After analyzing your situation, you should come down to these decisions to choose from: change, keep the positive, or keep the negative.

The power of Active Questions:

Passive questions will make people say “no” easily. For example, “do you have a clear goal?” Once people answered no, which is likely the truth, they are not likely to look within to take responsibility to say “it’s my fault”. Instead, they tend to look for external excuses, such as “there are so much going on lately.”
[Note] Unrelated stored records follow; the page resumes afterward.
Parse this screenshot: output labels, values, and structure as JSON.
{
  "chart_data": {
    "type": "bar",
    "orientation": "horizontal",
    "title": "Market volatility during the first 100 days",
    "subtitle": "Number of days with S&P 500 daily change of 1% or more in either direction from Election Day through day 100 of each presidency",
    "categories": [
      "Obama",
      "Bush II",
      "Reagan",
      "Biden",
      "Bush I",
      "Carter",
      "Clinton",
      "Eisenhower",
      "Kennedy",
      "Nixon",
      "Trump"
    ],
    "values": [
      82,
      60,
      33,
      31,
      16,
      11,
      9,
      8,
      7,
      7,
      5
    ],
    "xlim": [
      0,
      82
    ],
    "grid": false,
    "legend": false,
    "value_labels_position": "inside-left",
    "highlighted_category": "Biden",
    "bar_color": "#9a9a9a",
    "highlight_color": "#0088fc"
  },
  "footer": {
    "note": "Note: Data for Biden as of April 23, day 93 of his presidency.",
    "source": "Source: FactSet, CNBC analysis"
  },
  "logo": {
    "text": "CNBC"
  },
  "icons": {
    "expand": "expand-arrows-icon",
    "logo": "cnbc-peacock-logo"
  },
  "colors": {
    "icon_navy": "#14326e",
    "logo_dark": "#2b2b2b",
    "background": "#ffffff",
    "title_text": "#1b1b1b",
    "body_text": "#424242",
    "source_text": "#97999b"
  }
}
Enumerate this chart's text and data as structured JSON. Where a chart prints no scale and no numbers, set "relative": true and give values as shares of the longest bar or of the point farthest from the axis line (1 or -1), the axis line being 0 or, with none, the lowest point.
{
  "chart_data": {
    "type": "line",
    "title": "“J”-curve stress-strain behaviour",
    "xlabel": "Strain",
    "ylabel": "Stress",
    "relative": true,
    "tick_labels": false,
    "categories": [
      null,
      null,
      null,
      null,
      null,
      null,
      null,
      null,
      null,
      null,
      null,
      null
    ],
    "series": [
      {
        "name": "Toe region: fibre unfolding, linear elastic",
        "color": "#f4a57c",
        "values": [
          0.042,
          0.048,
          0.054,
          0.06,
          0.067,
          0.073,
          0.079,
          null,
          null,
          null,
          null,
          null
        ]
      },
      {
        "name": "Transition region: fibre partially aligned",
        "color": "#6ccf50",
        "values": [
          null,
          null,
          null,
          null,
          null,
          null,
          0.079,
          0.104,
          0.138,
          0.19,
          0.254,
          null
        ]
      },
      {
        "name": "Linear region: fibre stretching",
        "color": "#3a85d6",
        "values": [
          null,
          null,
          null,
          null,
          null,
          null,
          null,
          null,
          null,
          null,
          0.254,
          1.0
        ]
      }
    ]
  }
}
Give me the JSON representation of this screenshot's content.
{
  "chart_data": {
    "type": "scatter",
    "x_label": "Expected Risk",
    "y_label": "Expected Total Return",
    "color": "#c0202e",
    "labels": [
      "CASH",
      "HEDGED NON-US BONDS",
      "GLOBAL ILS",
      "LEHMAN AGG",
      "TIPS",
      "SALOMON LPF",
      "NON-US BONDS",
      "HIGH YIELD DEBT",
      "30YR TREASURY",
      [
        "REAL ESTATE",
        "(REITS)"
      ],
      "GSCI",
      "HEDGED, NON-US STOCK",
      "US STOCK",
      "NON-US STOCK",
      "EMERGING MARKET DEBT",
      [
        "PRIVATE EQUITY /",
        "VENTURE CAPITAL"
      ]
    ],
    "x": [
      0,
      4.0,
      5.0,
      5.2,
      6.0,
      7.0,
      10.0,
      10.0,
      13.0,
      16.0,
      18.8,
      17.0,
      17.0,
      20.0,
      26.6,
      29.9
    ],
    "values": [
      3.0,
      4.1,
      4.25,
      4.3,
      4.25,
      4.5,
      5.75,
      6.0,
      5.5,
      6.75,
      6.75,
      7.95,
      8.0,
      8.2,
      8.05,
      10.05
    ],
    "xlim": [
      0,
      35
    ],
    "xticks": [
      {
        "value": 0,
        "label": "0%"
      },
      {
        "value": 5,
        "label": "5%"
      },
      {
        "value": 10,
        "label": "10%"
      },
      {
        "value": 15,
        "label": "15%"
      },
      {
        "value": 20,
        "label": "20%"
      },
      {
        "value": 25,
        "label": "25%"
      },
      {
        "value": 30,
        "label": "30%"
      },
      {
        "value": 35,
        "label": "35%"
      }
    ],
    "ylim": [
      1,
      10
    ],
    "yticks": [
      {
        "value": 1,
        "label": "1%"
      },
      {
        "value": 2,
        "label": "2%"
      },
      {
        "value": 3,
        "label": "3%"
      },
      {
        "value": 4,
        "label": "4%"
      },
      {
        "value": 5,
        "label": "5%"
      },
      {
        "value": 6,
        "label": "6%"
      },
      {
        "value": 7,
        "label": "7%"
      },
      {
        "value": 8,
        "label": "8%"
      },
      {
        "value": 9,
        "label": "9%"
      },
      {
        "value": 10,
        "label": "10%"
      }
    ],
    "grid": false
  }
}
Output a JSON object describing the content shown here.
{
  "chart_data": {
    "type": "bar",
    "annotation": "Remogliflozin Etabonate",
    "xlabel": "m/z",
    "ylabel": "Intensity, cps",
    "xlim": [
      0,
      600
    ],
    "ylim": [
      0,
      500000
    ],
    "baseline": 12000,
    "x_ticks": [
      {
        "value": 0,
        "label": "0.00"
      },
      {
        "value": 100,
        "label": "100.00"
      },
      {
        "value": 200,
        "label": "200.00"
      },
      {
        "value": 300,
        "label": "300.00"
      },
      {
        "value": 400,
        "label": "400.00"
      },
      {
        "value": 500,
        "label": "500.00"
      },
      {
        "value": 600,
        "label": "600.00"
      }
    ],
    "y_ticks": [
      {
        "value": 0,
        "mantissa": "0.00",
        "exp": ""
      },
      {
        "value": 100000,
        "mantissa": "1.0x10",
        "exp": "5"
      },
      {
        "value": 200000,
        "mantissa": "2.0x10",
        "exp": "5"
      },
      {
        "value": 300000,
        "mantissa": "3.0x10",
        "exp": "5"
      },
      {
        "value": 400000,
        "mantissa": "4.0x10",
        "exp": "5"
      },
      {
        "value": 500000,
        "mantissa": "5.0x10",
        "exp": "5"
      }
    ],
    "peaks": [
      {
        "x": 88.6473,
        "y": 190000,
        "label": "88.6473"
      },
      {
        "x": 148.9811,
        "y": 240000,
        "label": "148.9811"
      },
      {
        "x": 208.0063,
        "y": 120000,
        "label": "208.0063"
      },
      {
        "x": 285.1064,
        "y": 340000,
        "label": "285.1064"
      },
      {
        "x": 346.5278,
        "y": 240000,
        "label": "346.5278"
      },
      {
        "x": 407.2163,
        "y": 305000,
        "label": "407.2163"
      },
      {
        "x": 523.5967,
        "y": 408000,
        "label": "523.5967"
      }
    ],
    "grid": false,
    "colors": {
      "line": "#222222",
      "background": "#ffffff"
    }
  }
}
Active questions, however, put the person accountable, seek for efforts rather than results. Some examples are:

  • Did you do your best to set clear goals for yourself?
  • Did you do your best to be happy?
  • Did you do your best to to find meaning?
  • .. build positive relationship with people?
  • … to be fully engaged?

Which then lead us to the Engaging Questions:

Did I do my best:

  1. … to set clear goals today?
  2. … to make progress towards my goals today?
  3. … to find meaning today?
  4. … to be happy today?
  5. … to build positive relationships today?
  6. … to be fully engaged today?

In order to keep this gauging process consistence, get someone else to ask you everyday like a daily assignment. These questions reinforce the awareness¬†of one’s own responsibility to stick to the behavior change.

A good application is asking yourself these questions at situations that you don’t normally enjoy as much. For example, a boring business meeting. Instead of blaming the meeting, engage yourself and do your best to make use of the moment.

Here’s a speech from Marshall Goldsmith that dive into more details about the 6 Engaging Questions.

From what I understand, this book is telling us to be mindful of the very moment you are in, and behave in a way that aligns with your goal. In business, we always say organizations need to set SMART (Specific, Measurable, Attainable, Realistic, Time-bond) goals, and follow the GOST (Goal – Objective – Strategies – Tactics) to achieve. Organizations have board of directors and stakeholders constantly gauging the process. As individuals, though, we also need a monitoring system that measures our everyday contribution so we can achieve the behavior change.